Der Raum wird verdunkelt, nun kommen die Nebelbilder, und der alte Mann erklärt sie. Alle möglichen Genrestücke, Landschaften, Kopien nach berühmten Meistern, Illustrationen aus Reisebeschreibungen läßt er erscheinen. Sein Vater hat die Bilder zu diesem Gebrauche auf Glas angefertigt. Vielleicht wäre er ein großer Künstler geworden, vielleicht ist er es sogar, und man weiß nur nichts davon. Sein Sohn allein bewundert ihn und verehrt seine Bilder, als hätte der achtzigjährige Greis sie selbst erfunden, und säße nicht da unten in der kleinen Bude, um für die Laterna magica zu pinseln.

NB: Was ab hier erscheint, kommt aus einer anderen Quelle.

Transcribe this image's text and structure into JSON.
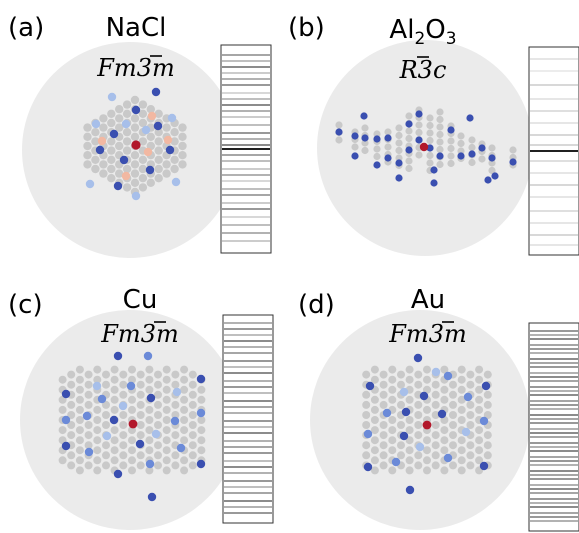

In diesem Sohne, der selbst schon weiße Haare hat, steckt auch ein Stück von einem Künstler. Er ist ein Erzähler, er improvisiert und erfindet Pointen. Zu den Bildern dichtet er lustige Geschichten, glossiert sie, gerät in Begeisterung.

In allen seinen Reden merkt man die Anläufe, die er einmal genommen haben muß, aber man merkt auch, wie er sich fallen ließ, wie er sich mit den Rudimenten begnügte. Man hört unter all den abgegriffenen Scheidemünzen der Rede, mit denen er klappert, manchmal etwas wie das leise Klirren vom Silber des Talentes. Er hat vielleicht einmal ein Weniges davon gehabt und hat es vergeudet, bis ihm knapp so viel übrig blieb, daß er die Bude eröffnen konnte, auf die er schrieb: »Hier weilt die Muse, die Bewunderung dir entringt.«

Zuerst zeigt er »Gänselieschen«. Mit affektierter Zärtlichkeit spricht er den Namen aus. »Sie hat ein Buch –, der junge Graf hat ihr's mitgebracht aus der Stadt, und jetzt liest sie's.« Man ist versucht, ihn nach dem jungen Grafen zu fragen, der gar nicht auf dem Bilde ist. »Jetzt führe ich die Anwesenden zu dem Gemälde des Berliner Malers Gräf ...,« ... das »Märchen« erscheint ... »Für dieses Bild hat der Maler sich sechs Monate müssen einsperren lassen, und er hat nur – gemalt.« Da haben wir die Pointe. Aber er geht gleich weiter und setzt voraus, daß alle die Geschichte kennen. »Auch die Berta Rother is z'grund gegangen ...« Einer aus dem Publikum ruft: »Keine Spur!« Aber der Mann streitet: »Ich hab's gehört – sie ist zugrund gegangen – man hat sie aus Prag verwiesen ...« Der im Publikum ist ruhig, denn er merkt, daß es allen klar ist, man müsse unbedingt zugrunde gehen, wenn man aus Prag verwiesen wird. Ein anderes Bild. »Jetzt kommen wir zu dem Teich, der was nie zufriert.« – Störche holen kleine Kinder aus dem Wasser, und der Philosoph bei der Laterna magica sagt: »Wenn nur keines vertauscht wird, – ich hab' nämlich wollen Pfarrer werden.« Ein Seufzer – und rasch ein nächstes Bild: Orpheus liegt erschlagen in einer Schlucht, und nun wird, ein wenig summarisch, die Orpheus-Sage erzählt: »Der da liegt, das ist Orpheus. – Er hat die schönste Musik gemacht im Altertum, aber er hat nicht Wort gehalten. Da ist es ihm einmal passiert, daß ihn der Zeus mit seinen Blitzen erschlagen hat. Wie das Malheur fertig war, ist der Merkur sogleich mit ihr zum Hades hinunter, und der Pluto hat sich schon gefreut auf die schöne Frau!« ... Daß er Eurydike meint, muß man erraten.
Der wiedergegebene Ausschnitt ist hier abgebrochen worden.